When Are Two Objects in Thermal Equilibrium?

Two objects in physical contact with each other are in thermal equilibrium when they reach the same temperature and an exchange of heat energy no longer occurs. According to HyperPhysics, the relation of thermal equilibrium follows the Zeroth Law of Thermodynamics, which states that “if two systems are at the same time in thermal equilibrium with a third system, they are in thermal equilibrium with each other.”

When a hotter object is placed in contact with a cooler object, the hotter object transfers heat energy to the cooler object.

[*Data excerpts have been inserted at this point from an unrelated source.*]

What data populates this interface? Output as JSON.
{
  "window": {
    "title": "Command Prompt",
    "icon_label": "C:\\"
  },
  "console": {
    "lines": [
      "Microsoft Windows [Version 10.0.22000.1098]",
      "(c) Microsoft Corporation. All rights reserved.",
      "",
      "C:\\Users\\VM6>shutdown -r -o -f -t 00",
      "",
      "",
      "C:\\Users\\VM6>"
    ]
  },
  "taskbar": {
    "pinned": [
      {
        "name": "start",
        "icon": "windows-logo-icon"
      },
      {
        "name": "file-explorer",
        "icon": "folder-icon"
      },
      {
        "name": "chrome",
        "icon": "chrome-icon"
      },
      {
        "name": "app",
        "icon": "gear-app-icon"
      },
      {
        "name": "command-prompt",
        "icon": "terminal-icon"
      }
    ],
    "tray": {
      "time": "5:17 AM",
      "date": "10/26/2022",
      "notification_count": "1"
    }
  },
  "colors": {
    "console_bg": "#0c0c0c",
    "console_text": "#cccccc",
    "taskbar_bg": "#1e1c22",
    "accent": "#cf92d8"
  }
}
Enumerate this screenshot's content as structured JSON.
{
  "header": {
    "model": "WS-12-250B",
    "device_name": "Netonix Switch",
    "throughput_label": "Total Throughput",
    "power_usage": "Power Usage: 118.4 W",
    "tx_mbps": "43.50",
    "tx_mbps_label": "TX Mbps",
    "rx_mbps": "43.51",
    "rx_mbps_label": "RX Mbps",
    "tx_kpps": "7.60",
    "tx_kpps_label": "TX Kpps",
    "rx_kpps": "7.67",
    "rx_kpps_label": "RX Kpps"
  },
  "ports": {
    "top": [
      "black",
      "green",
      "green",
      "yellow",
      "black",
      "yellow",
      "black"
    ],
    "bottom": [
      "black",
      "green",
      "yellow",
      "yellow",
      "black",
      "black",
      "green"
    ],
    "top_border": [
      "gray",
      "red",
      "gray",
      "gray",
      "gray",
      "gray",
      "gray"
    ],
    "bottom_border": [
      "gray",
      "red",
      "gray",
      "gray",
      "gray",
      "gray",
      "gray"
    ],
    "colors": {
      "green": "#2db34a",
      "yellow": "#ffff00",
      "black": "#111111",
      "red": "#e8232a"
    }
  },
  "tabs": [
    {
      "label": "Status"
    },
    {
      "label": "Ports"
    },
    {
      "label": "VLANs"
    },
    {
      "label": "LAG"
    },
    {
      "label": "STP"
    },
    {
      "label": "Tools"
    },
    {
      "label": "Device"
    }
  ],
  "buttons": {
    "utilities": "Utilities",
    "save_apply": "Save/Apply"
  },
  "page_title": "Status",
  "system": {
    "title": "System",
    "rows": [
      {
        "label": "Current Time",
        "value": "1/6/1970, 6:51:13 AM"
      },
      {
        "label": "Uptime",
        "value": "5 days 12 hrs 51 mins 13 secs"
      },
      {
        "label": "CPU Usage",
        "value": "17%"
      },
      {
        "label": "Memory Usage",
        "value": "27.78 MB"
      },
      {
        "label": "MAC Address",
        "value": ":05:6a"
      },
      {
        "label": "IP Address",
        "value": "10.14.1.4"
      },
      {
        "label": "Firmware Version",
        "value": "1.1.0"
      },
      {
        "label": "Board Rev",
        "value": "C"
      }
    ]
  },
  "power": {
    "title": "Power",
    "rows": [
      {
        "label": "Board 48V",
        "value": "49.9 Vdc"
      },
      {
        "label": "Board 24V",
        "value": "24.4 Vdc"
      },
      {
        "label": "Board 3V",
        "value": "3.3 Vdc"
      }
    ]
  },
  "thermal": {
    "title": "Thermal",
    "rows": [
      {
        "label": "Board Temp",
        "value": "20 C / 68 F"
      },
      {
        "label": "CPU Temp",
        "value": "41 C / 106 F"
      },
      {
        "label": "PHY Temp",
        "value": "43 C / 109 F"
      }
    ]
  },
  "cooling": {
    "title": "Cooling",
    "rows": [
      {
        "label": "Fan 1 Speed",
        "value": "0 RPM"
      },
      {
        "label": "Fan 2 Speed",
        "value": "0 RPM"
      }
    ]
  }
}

This process causes the hotter object to cool and the cooler object to become warmer.

This exchange of energy continues until the two objects have the same temperature or are in a state of equilibrium.

To illustrate this, take for example a cup of hot water (system A) and a cup of cold water (system B) that are left in a room (surroundings). The process that occurs between the cup of hot water (system A) and the room (surroundings) is exothermic because heat energy is lost. Conversely, the process that occurs between the cup of cold water (system B) and the room (surroundings) is endothermic because heat energy is absorbed by the cup of cold water. Eventually, all three reach the same temperature, the temperature of the room.

It is important to note that whenever two objects of different temperatures are placed in contact with each other, energy from warmer objects always moves to the cooler objects. In this respect, the direction of energy transfer does not depend on the amount of energy, only the temperatures involved.